The Guardian is reporting that Matthews is helping to put together a consortium of public and private sector figures from south Wales who can support the buyout. Other figures in the consortium include Simon Gibson, the chief executive of Matthews’s investment vehicle Wesley Clover, and Steve Phillips, the chief executive of the Neath Port Talbot county borough council.
Phillips said: “We are all like-minded people who believe that the UK steel industry has a future. The MBO [management buyout] deserves the opportunity to be heard.
“At the moment, we are in the process of registering our interest. This is a serious option, but we are not saying we have all the answers and this is not without risk.’

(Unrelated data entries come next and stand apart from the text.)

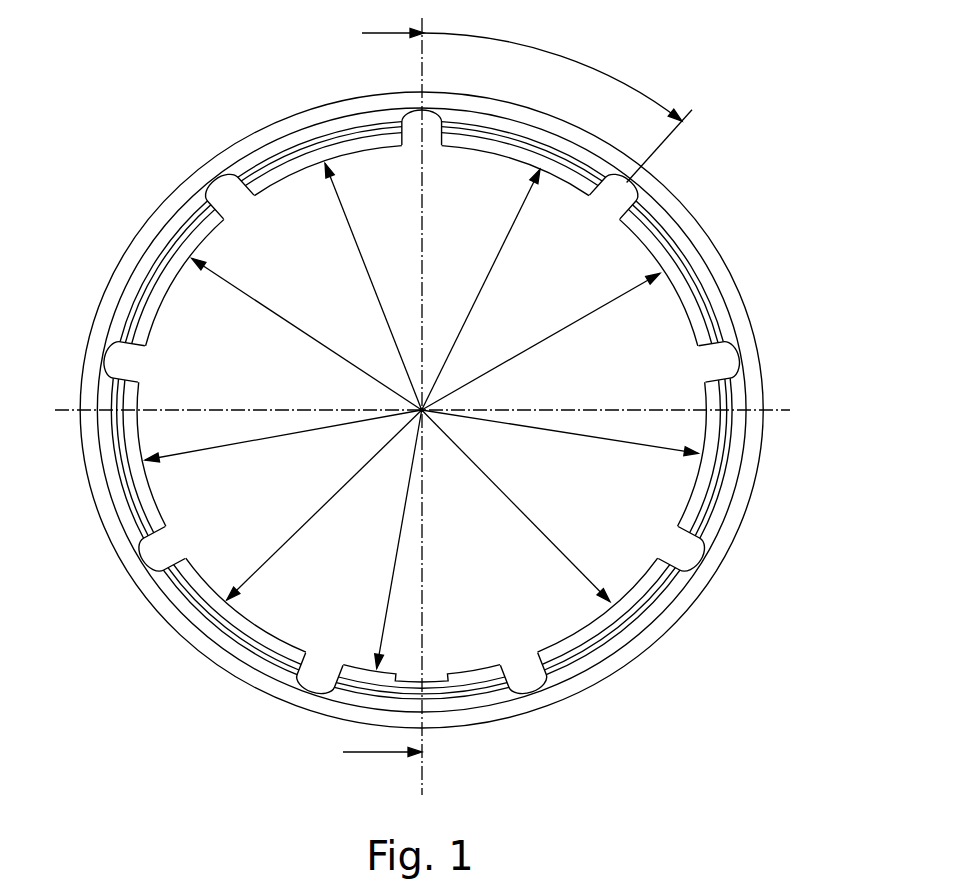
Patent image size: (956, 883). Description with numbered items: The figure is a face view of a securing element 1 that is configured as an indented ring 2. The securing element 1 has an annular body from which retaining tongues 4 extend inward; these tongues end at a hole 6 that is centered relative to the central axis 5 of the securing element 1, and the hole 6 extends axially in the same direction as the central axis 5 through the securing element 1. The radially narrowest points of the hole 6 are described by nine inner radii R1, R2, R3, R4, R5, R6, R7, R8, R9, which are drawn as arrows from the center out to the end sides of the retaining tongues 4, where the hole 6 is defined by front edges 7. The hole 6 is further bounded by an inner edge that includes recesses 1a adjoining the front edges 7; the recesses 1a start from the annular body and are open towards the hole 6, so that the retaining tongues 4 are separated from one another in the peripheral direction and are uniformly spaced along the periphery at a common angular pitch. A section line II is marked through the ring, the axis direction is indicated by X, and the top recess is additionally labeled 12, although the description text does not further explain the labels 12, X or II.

The securing element 1 is at (748, 80).
The recesses 1a is at (620, 185).
The indented ring 2 is at (670, 226).
The retaining tongues 4 is at (323, 143).
The central axis 5 is at (424, 414).
The hole 6 is at (680, 565).
The front edges 7 is at (380, 140).
The top slot 12 is at (433, 135).
The axis X is at (450, 650).
The section line II is at (383, 395).
The inner radius R1 is at (514, 222).
The inner radius R2 is at (347, 220).
The inner radius R3 is at (237, 287).
The inner radius R4 is at (205, 448).
The inner radius R5 is at (257, 570).
The inner radius R6 is at (383, 632).
The inner radius R7 is at (558, 549).
The inner radius R8 is at (623, 442).
The inner radius R9 is at (590, 314).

It is not yet clear whether Matthews is willing to fund a rescue of Port Talbot and Tata’s UK business or is just helping to drum up support. Matthews is chairman of the Swansea Bay City Region, a partnership between businesses and local authorities. The entrepreneur, now based in Canada, is understood to be flying into the UK to holds talks.
Phillips said work on the funding of the proposals was at an “exploratory stage”. The consortium held talks at the Celtic Manor resort in south Wales, which is owned by Matthews, earlier this week.
Matthews is the third-richest man in Wales and made his fortune in technology and telecoms. He has founded or funded more than 100 companies, including comms business Mitel. Matthews is also credited with bringing the Ryder Cup to Wales after the golf tournament was held at Celtic Manor in 2010.
The plan for a management buyout has been drawn up by Stuart Wilkie, the managing director of Tata’s strip products business, which includes Port Talbot.
The news that Matthews is backing Wilkie’s proposals gives the management buyout plan greater credibility. It could be the best hope of securing the future of the Port Talbot steelworks.
Sources close to Tata have warned there is a lack of interest in buying its entire UK business, which is losing £1m a day. They have also played down the potential of Wilkie’s turnaround plan, which was presented to the company’s board last month in last-ditch attempt to stop it pulling out of the UK. One source said: “If it was credible then they [Tata] would have done it before.”
Wilkie is reported to have asked staff interested in his plans to contribute up to £10,000 towards funding a deal. This offer could be extended to the 130,000 members of the British Steel Pension Scheme.
The consortium also is thought to be pushing the government for support. It is keen for any management or employee buyout to enjoy tax breaks that it claims would be available for venture capitalists.
Sajid Javid, the business secretary, has said the government was willing to co-invest with a potential buyer, meaning it could support a management buyout. Javid was in Mumbai on Tuesday holding private talks with Tata.
A spokesperson for the Department for Business, Innovation and Skills said: “We are doing everything we can to help the steel industry secure a long-term viable future and welcome any interest from potential bidders.”
Other potential bidders for Tata Steel UK include Liberty House, Sanjeev Gupta’s metal company; Greybull, the investment firm that is buying Tata’s steelworks in Scunthorpe; and ThyssenKrupp, the German industrial conglomerate.
Trade unions welcomed news of the consortium’s interest but said they had yet to be contacted.
A spokesperson for Community, the steelworkers’ union, said: “We welcome interest from all credible potential new owners. We are aware of reports that a management buyout is under consideration and would expect discussions with anyone considering leading such an initiative.
“We are still in the very early stages of the sales process; however, it is clear that significant interest in the business exists from a number of different potential buyers. This is a sign that a long-term, profitable future for the industry is entirely possible.”
About 40,000 jobs are at risk after Tata announced last month that it would pull out of the UK steel industry. The figure includes 15,000 jobs at Tata and 25,000 in the supply chain.
The management buyout would activate a turnaround plan for Port Talbot known as “the bridge”. It involves £100m being injected into the business immediately. It would keep open the blast furnaces at Port Talbot, a key consideration for the government, and take 18 months to two years to get the business back into profit.
Tata Steel has approached almost 200 parties about potentially bidding for the business. It has declined to reveal the identity of interested parties, as has the government.
In a statement on Wednesday, Tata said: “Tata Steel Europe welcomes credible expressions of interest for Tata Steel’s UK operations. It is our policy that we are not naming, confirming or commenting on any potentially interested investor or bidder at this point.
“All expressions of interest, including any management buyout proposals, will be considered when received. In the interests of all stakeholders every credible expressions of interest will enter the same rigorous assessment process to ensure the best value and prospects of sustainability.”